Los jugadores de balonmano del THW Kiel ganaron el 114º derbi de Schleswig-Holstein contra el SG Flensburg-Handewitt y dieron así un gran paso hacia la clasificación directa para los cuartos de final de la liga europea. En el primer día de la ronda principal, los campeones récord ganaron 32:30 (13:15) a sus rivales del norte y lideran invictos la clasificación del Grupo 1 con 6:0 puntos.
Nikola Bilyk y Bence Imre fueron los mejores lanzadores del Kiel con siete goles cada uno en su victoria número 66 en el derbi y después de cinco derrotas seguidas. Emil Jakobsen ganó diez veces a los anfitriones ante 6.300 espectadores y con entradas agotadas.

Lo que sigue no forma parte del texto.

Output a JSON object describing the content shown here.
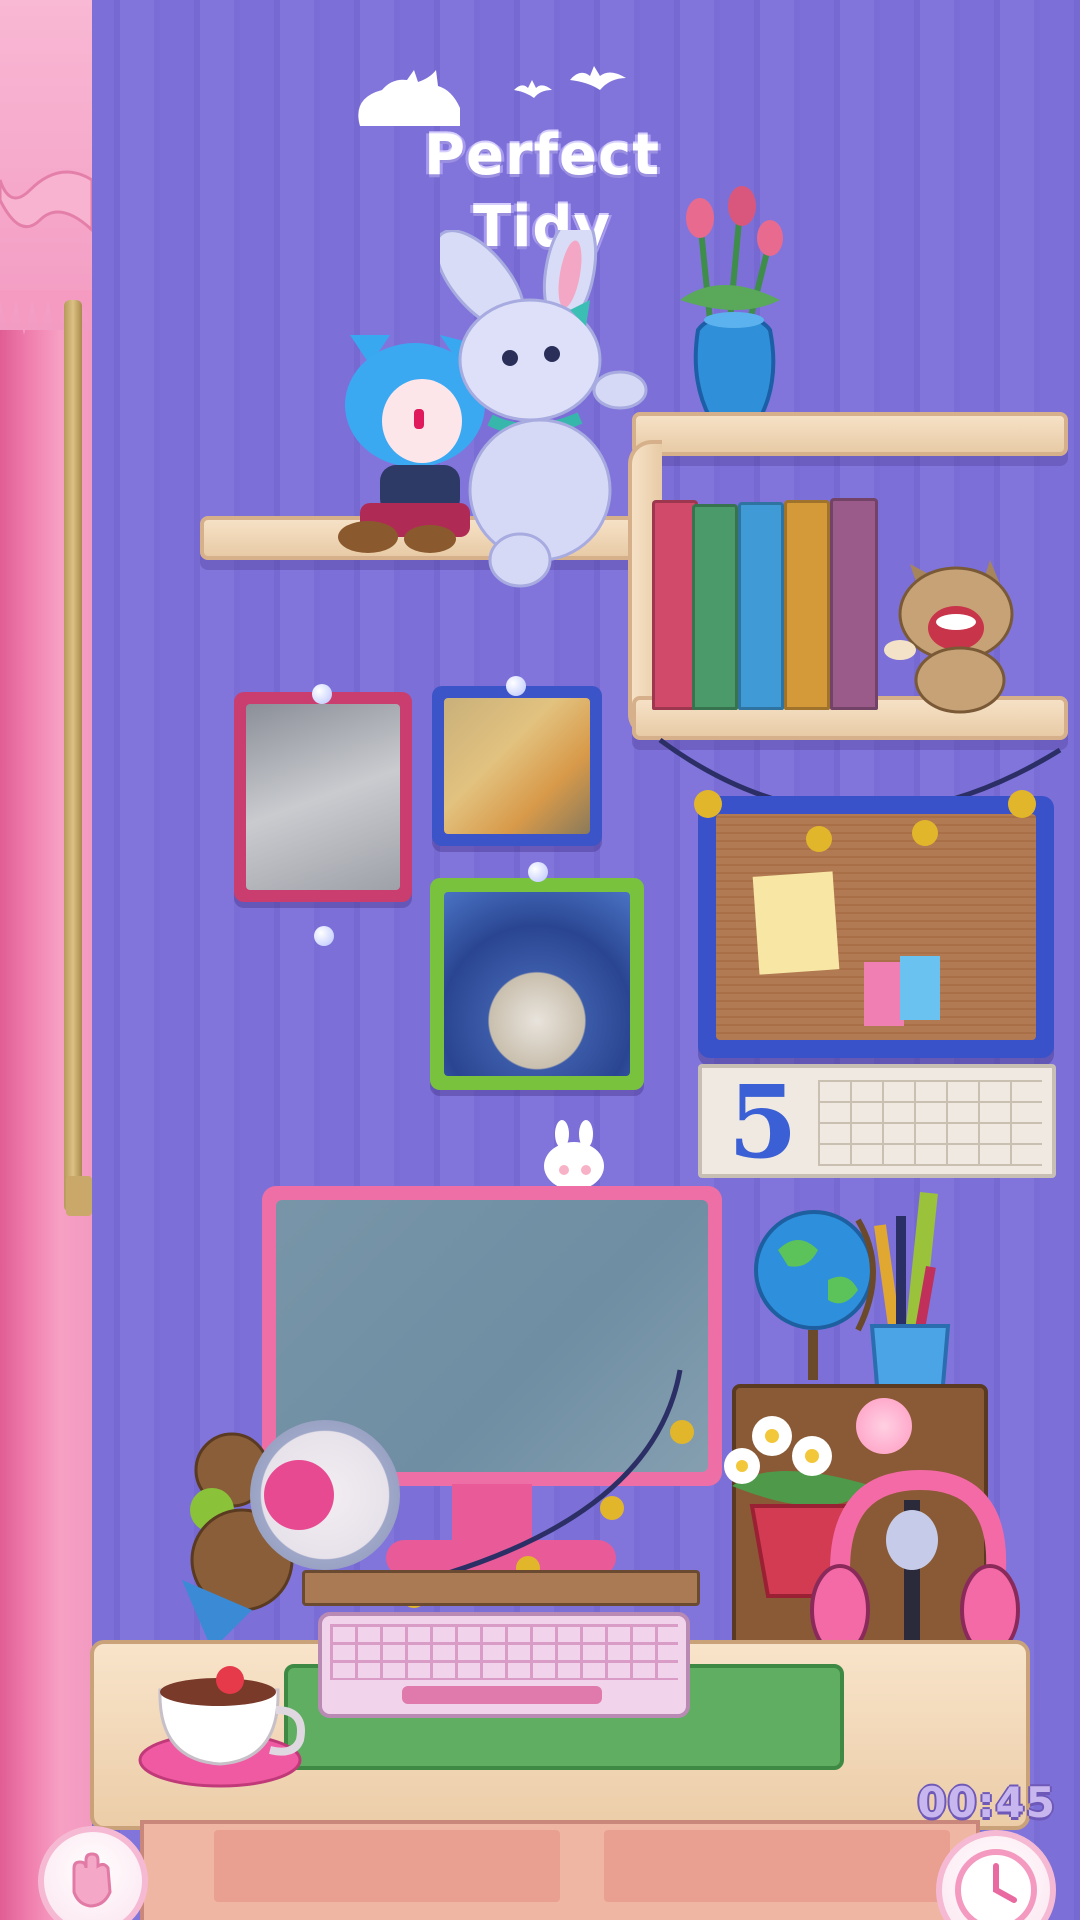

Kiel tuvo que prescindir del centrocampista ofensivo Elias Ellefsen á Skipagøtu. El feroés estuvo ausente por problemas en el hombro. El portero Andreas Wolff, que sufrió un golpe en la cara en la victoria en casa del domingo por 31:29 sobre el líder de la Bundesliga, el SC Magdeburg, permaneció entre los postes desde el principio.
Andreas Wolff brilla en la fase final
Después de un comienzo equilibrado del partido, Flensburg vivió su primera buena fase. Domen Novak anotó 11:8 en el minuto 22, Patrick Volz anotó 14:10 (27) con un rápido contraataque, dando al equipo una ventaja de cuatro goles por primera vez. La situación cambió al inicio del segundo tiempo. Rasmus Ankermann, que sólo tenía 18 años, marcó 20:18 (39º) para las “Zebras”.
En la fase final, Wolff brilló con fuertes paradas contra Jakobsen, Lasse Möller y Aksel Horgen. Los locales no consiguen recuperar el 30:27 del Kiel gracias a un lanzamiento de siete metros de Imre (57′).